The safety systems include a series of physical barriers between the radioactive reactor core and the environment, the provision of multiple safety systems, each with backup and designed to accommodate human error. Safety systems account for about one quarter of the capital cost of such reactors."

Other safety features of nuclear power stations include things like automatic shutdown in periods of seismic activity. Post the WTC attacks, various studies have concluded that nuclear power installations are amongst the safest civil buildings and most resistant to terrorist attack. Even when models were generated of the largest civil aviation aircraft impacting at high speed while fully fuelled, there was no perceived risk of a breach to either the reactor fuel or storage for wastes, or transport casks.

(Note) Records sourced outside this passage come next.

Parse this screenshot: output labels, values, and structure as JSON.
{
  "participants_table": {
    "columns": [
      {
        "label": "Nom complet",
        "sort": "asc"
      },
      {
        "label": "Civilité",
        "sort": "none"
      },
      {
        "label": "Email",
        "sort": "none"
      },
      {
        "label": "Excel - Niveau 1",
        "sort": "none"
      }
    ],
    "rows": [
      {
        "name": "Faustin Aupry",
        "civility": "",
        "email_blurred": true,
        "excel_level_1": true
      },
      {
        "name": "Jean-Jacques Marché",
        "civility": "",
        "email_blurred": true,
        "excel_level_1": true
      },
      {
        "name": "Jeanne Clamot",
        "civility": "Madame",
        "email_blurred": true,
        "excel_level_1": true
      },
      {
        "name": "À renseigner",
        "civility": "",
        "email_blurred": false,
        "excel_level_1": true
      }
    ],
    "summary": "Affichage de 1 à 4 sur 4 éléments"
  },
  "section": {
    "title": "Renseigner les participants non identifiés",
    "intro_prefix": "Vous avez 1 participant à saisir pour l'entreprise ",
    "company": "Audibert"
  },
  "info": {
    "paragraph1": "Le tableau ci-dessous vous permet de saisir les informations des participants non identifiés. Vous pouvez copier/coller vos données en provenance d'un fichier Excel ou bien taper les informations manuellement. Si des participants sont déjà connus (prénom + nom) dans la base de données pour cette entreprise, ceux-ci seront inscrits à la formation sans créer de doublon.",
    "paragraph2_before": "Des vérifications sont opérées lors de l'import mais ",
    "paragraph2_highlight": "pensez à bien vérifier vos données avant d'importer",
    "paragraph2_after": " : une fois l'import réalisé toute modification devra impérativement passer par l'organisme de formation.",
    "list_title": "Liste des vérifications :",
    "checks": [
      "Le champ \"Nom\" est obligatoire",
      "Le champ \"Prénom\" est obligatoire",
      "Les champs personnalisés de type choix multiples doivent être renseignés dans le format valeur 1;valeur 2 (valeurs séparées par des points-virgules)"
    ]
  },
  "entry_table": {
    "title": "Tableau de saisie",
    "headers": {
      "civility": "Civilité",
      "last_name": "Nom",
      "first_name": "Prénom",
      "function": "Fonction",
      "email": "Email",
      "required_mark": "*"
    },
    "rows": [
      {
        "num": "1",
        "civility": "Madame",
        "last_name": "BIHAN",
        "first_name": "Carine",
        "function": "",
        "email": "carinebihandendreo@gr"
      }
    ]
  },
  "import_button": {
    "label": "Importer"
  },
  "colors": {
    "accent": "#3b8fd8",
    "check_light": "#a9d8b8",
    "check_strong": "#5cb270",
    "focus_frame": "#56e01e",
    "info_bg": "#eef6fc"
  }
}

It's also worth putting the severity of nuclear incidents into perspective. In the case of the Chernobyl disaster (by far the most catastrophic on record), the incident killed 31 people, 28 of which died within weeks of radiation exposure. It also caused radiation sickness in between 200–300 emergency workers. About 130,000 people received doses above internationally accepted limits. About 800 cases of thyroid cancer in children have been linked to the incident, of which most have been cured, around 10 have been fatal. No detected increase in other cancers has yet shown itself, although there is an expected rise. The WHO is still closely monitoring the after–effects to this day. We can conclude that while a terrible and tragic incident (and even more importantly, avoidable), it's hardly a doomsday end of the world type scenario as is often predicted by those who wish to over–dramatise the effect of nuclear catastrophe to strengthen their anti–nuclear case.

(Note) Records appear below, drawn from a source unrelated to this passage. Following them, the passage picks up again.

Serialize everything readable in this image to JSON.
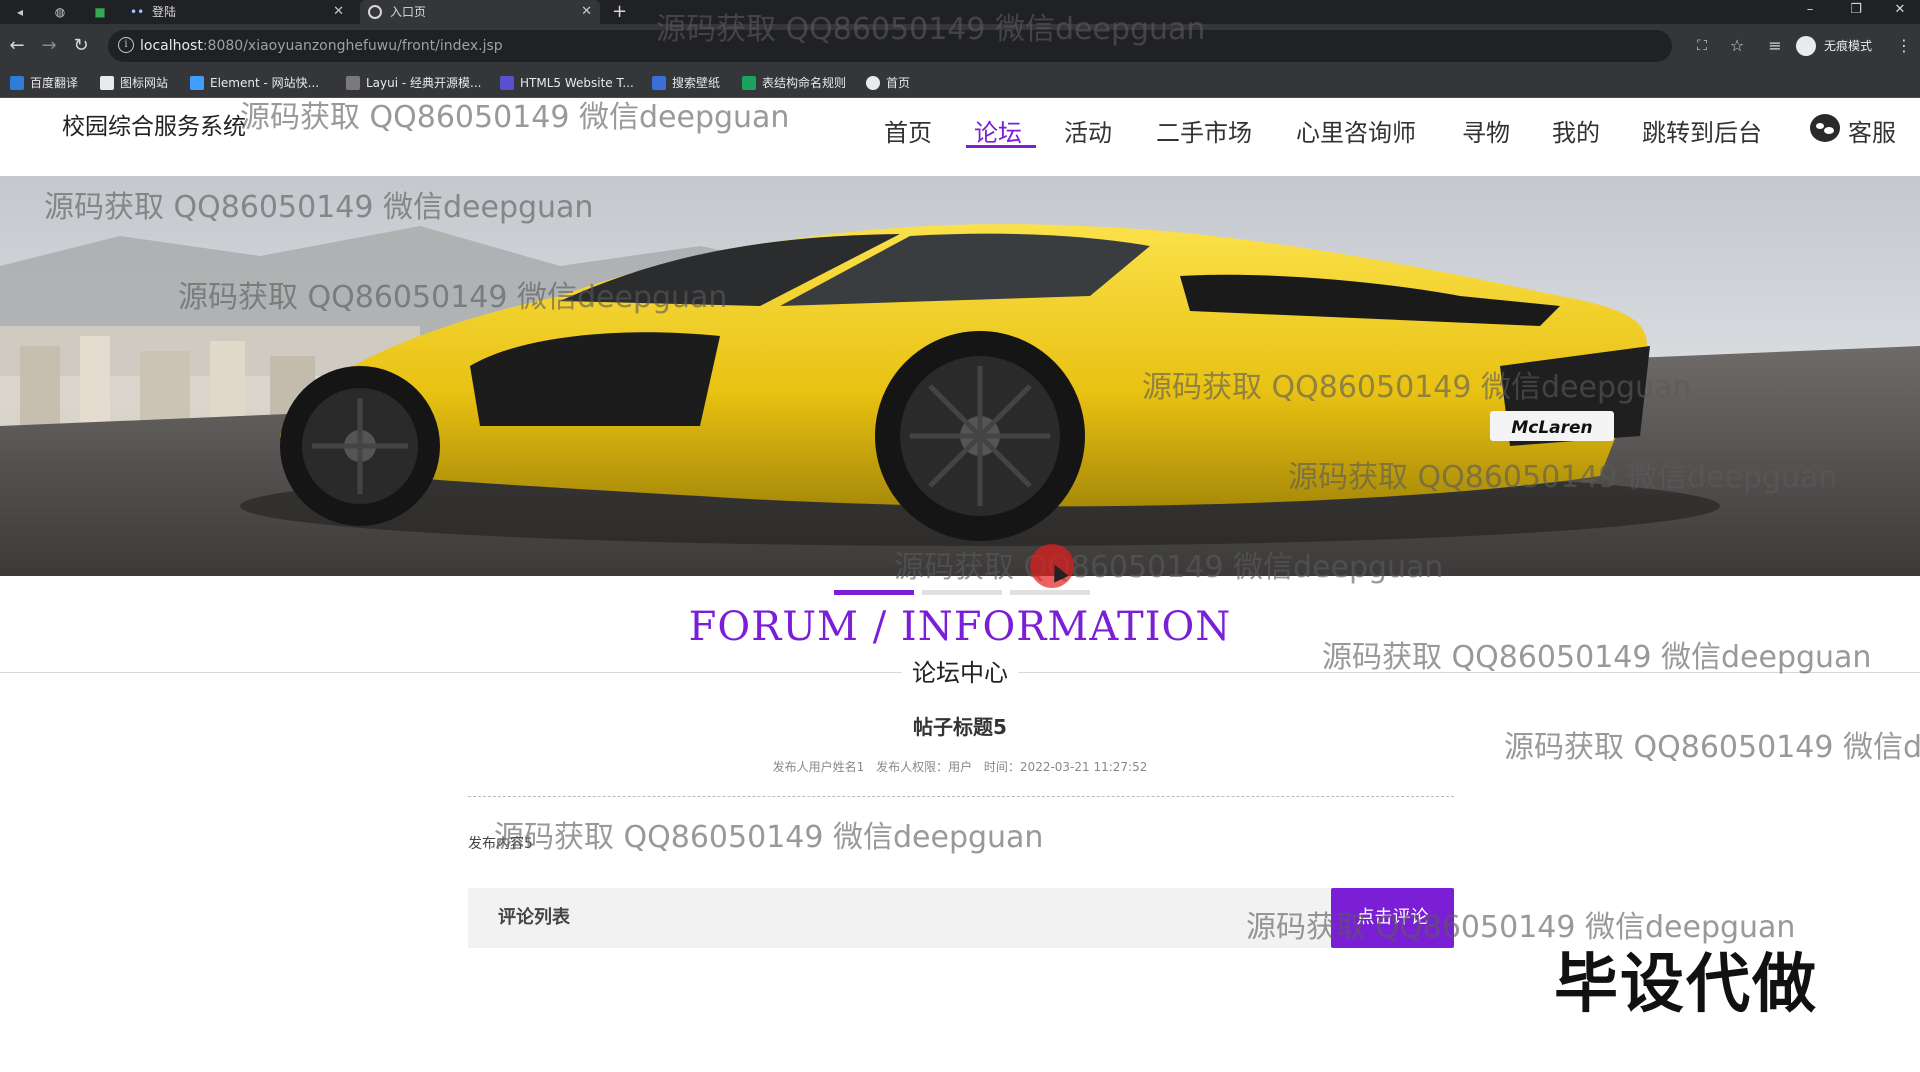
{
  "browser": {
    "tabs": [
      {
        "title": "登陆"
      },
      {
        "title": "入口页"
      }
    ],
    "url_host": "localhost",
    "url_rest": ":8080/xiaoyuanzonghefuwu/front/index.jsp",
    "profile_label": "无痕模式",
    "bookmarks": [
      "百度翻译",
      "图标网站",
      "Element - 网站快...",
      "Layui - 经典开源模...",
      "HTML5 Website T...",
      "搜索壁纸",
      "表结构命名规则",
      "首页"
    ]
  },
  "site": {
    "title": "校园综合服务系统",
    "nav": [
      "首页",
      "论坛",
      "活动",
      "二手市场",
      "心里咨询师",
      "寻物",
      "我的",
      "跳转到后台"
    ],
    "kefu": "客服"
  },
  "banner": {
    "plate": "McLaren"
  },
  "section": {
    "title_en": "FORUM / INFORMATION",
    "title_cn": "论坛中心"
  },
  "post": {
    "title": "帖子标题5",
    "author": "发布人用户姓名1",
    "role": "发布人权限：用户",
    "time": "时间：2022-03-21 11:27:52",
    "content": "发布内容5"
  },
  "comments": {
    "label": "评论列表",
    "button": "点击评论"
  },
  "overlays": {
    "watermark": "源码获取 QQ86050149 微信deepguan",
    "stamp": "毕设代做"
  },
  "colors": {
    "accent": "#7b1fd6",
    "car": "#f2cf1d"
  }
}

Perhaps the most pertinent question of all though remains – do we need it? Well, the UK has a base demand of approximately 47GW of electricity. This has to be generated somehow. By the government's own targets, even by 2050 so–called renewable energy sources, which are comparatively new and untested on the scales necessary to satisfy such base loads, potentially expensive and unreliable and also require backup generation, will only satisfy 60% of UK demand, and compared to many other parts of the world this is a pretty high target, although not the highest. In the meantime, where are we going to get our energy? Renewables cannot satisfy the interim demand, and in my judgement cannot meet long term demand and expansion either, certainly not without large areas put down to expensive wind farms or damming off rivers etc. Biomass schemes are new, not accelerating in growth fast enough and in any case are unlikely to be able to sate our generating demands (although I believe the future of transport lies in bio–fuels, I may make a post on this in the near future). Our options remain to be nuclear or further depletion of fossil fuels, along with associated CO2 emissions. These are the only choices for the short to medium term, regardless of what alternatives you might have faith in. I have put the case for nuclear here. What's your choice?